In the last New Frontier novel, Being Human, readers finally learned the truth about Lieutenant Mark McHenry. Throughout the series author Peter David had been dropping numerous hints that the Excalibur's conn officer wasn't exactly what he seemed to be. That turned out to be something of an understatement when readers learned that McHenry was a descendant of Carolyn Palamas and Apollo ("Who Mourns for Adonais?"), and therefore a god. When the crew of the Excalibur declined to worship the god-like entities, the Excalibur was badly damaged by a a deadly thrashing at the hands of the Beings. Fortunately, he ship was saved in the nick of time by the sudden appearance of the Trident.
As Gods Above opens, McHenry and Morgan Primus are dead, Calhoun's pride is severely damaged and to say that the Mackenzie is pissed off would be putting it mildly. As the crew attempts to pick up the pieces and regroup, the Beings' power and influence begins to grow since they have succeeded in obtaining worshippers on the planet Danter. It's up to the crews of the U.S.S. Trident and the U.S.S. Excalibur (with a little help from a surprise 'guest') to try and stop these so-called 'Gods' once and for all.

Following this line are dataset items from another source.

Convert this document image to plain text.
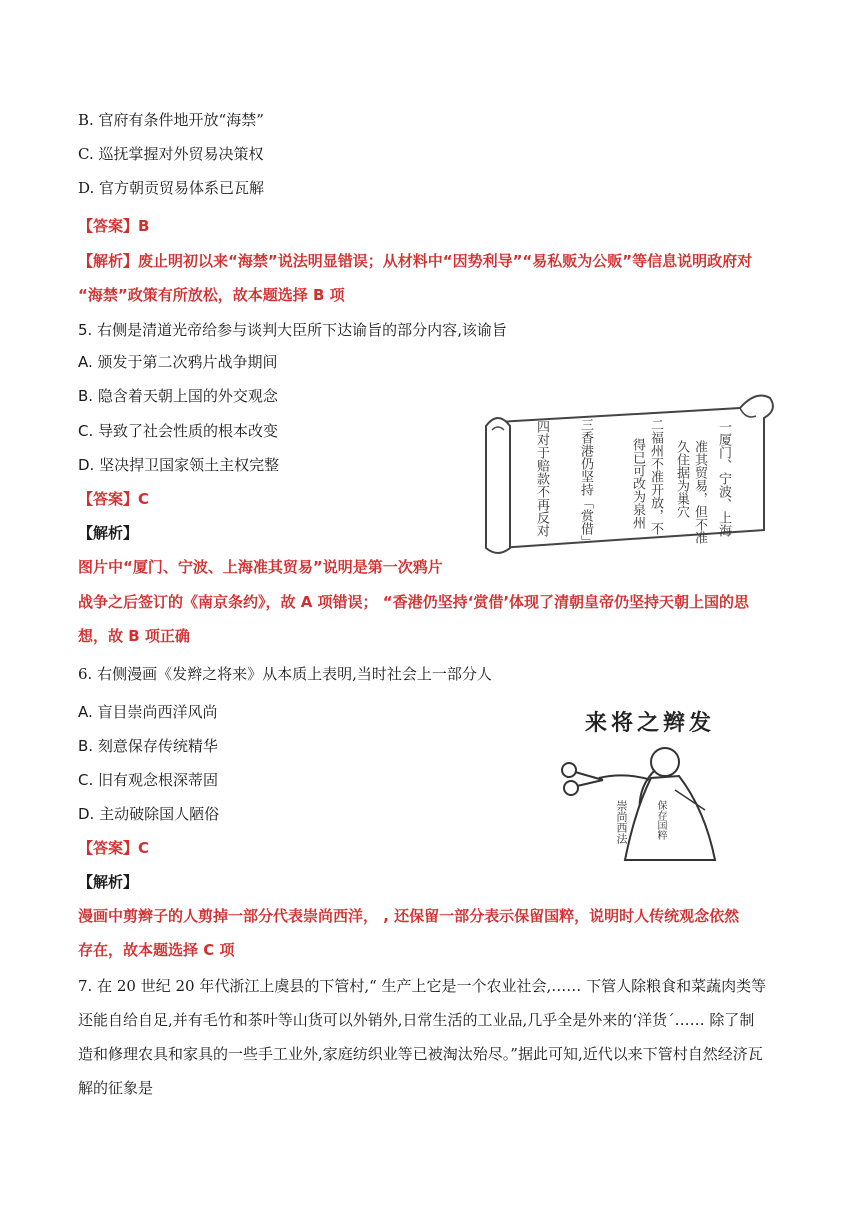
B. 官府有条件地开放“海禁”
C. 巡抚掌握对外贸易决策权
D. 官方朝贡贸易体系已瓦解
【答案】B
【解析】废止明初以来“海禁”说法明显错误；从材料中“因势利导”“易私贩为公贩”等信息说明政府对
“海禁”政策有所放松，故本题选择 B 项
5. 右侧是清道光帝给参与谈判大臣所下达谕旨的部分内容,该谕旨
A. 颁发于第二次鸦片战争期间
B. 隐含着天朝上国的外交观念
C. 导致了社会性质的根本改变
D. 坚决捍卫国家领土主权完整
【答案】C
【解析】
图片中“厦门、宁波、上海准其贸易”说明是第一次鸦片
战争之后签订的《南京条约》，故 A 项错误； “香港仍坚持‘赏借’体现了清朝皇帝仍坚持天朝上国的思
想，故 B 项正确
一厦门、宁波、上海
准其贸易，但不准
久住据为巢穴
二福州不准开放，不
得已可改为泉州
三香港仍坚持「赏借」
四对于赔款不再反对
6. 右侧漫画《发辫之将来》从本质上表明,当时社会上一部分人
A. 盲目崇尚西洋风尚
B. 刻意保存传统精华
C. 旧有观念根深蒂固
D. 主动破除国人陋俗
【答案】C
【解析】
漫画中剪辫子的人剪掉一部分代表崇尚西洋， , 还保留一部分表示保留国粹，说明时人传统观念依然
存在，故本题选择 C 项
来将之辫发
崇尚西法	保存国粹
7. 在 20 世纪 20 年代浙江上虞县的下管村,“ 生产上它是一个农业社会,…… 下管人除粮食和菜蔬肉类等
还能自给自足,并有毛竹和茶叶等山货可以外销外,日常生活的工业品,几乎全是外来的‘洋货´…… 除了制
造和修理农具和家具的一些手工业外,家庭纺织业等已被淘汰殆尽。”据此可知,近代以来下管村自然经济瓦
解的征象是
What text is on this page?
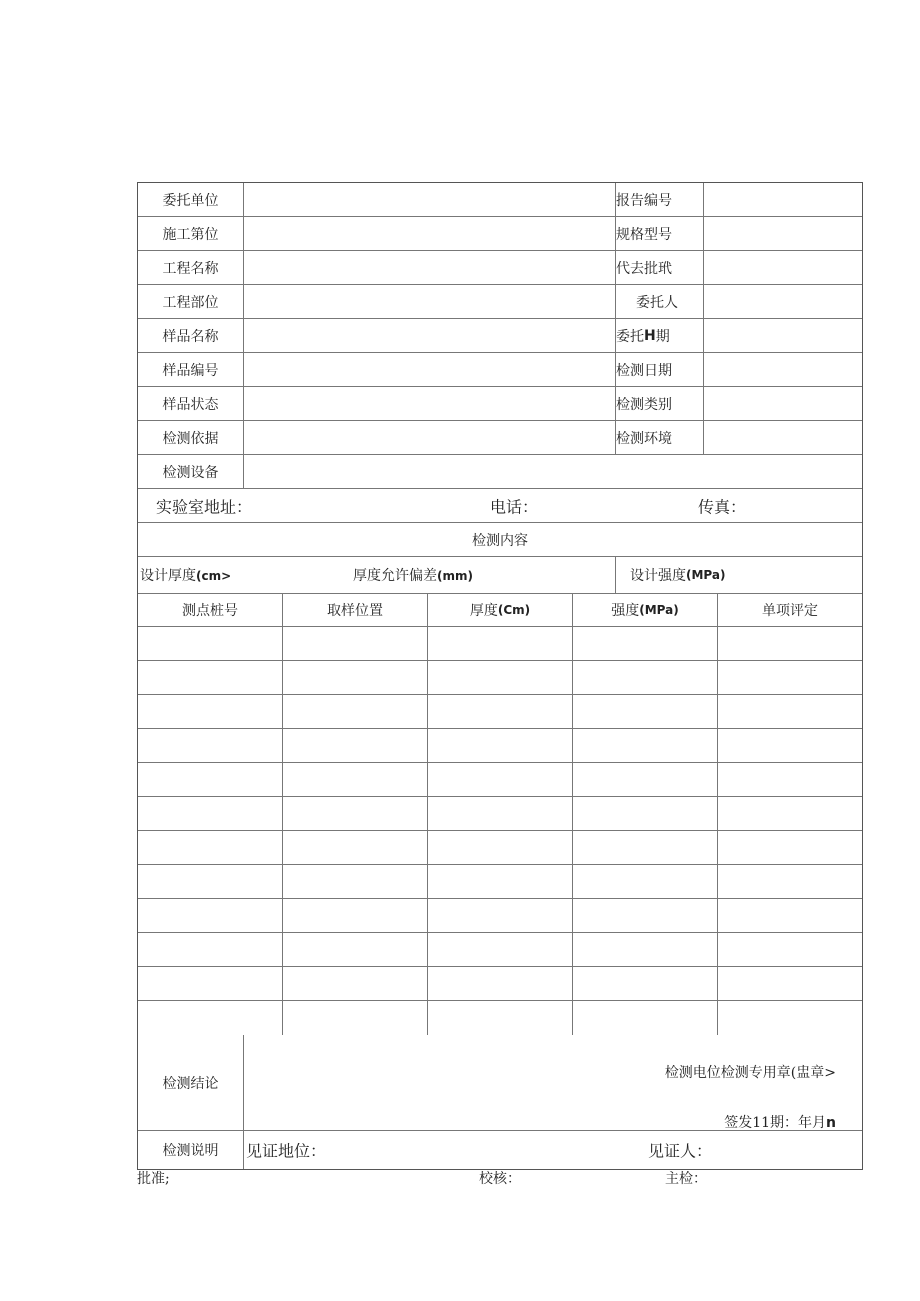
委托单位	报告编号
施工第位	规格型号
工程名称	代去批玳
工程部位	委托人
样品名称	委托 H 期
样品编号	检测日期
样品状态	检测类别
检测依据	检测环境
检测设备
实验室地址：	电话：	传真：
检测内容
设计厚度(cm>	厚度允许偏差(mm)	设计强度 (MPa)
测点桩号	取样位置	厚度 (Cm)	强度 (MPa)	单项评定
检测结论
检测电位检测专用章(盅章>
签发11期：年月n
检测说明	见证地位：	见证人：
批准;	校核：	主检：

Anyone who has been a devoted reader of New Frontier is well aware that the most effective way to enjoy a new book is to avoid spoilers like the plague, and Gods Above is no exception. The ridiculous plot twists are half the fun of reading New Frontier but it is how the characters react and interact with each other that makes or breaks the story. Peter David has returned to top form in Gods Above with a story that often had me shaking my head in disbelief at his sheer audaciousness even as I chuckled my way through the outrageousness.
The ongoing plotlines involving each character are carried forward to one degree or another, some in a more pleasing fashion than others. Thankfully the ending this time isn't quite so dramatic a cliffhanger and the next book, Stone and Anvil, will be following directly on the heels of this one.
Many readers I've discussed New Frontier with over the years have given up on the series because of its farcical direction. But for those of you that delight in the bizarre absurdities of this series and its hilarious characters should be delighted with Gods Above. If nothing else it's a very pleasant diversion.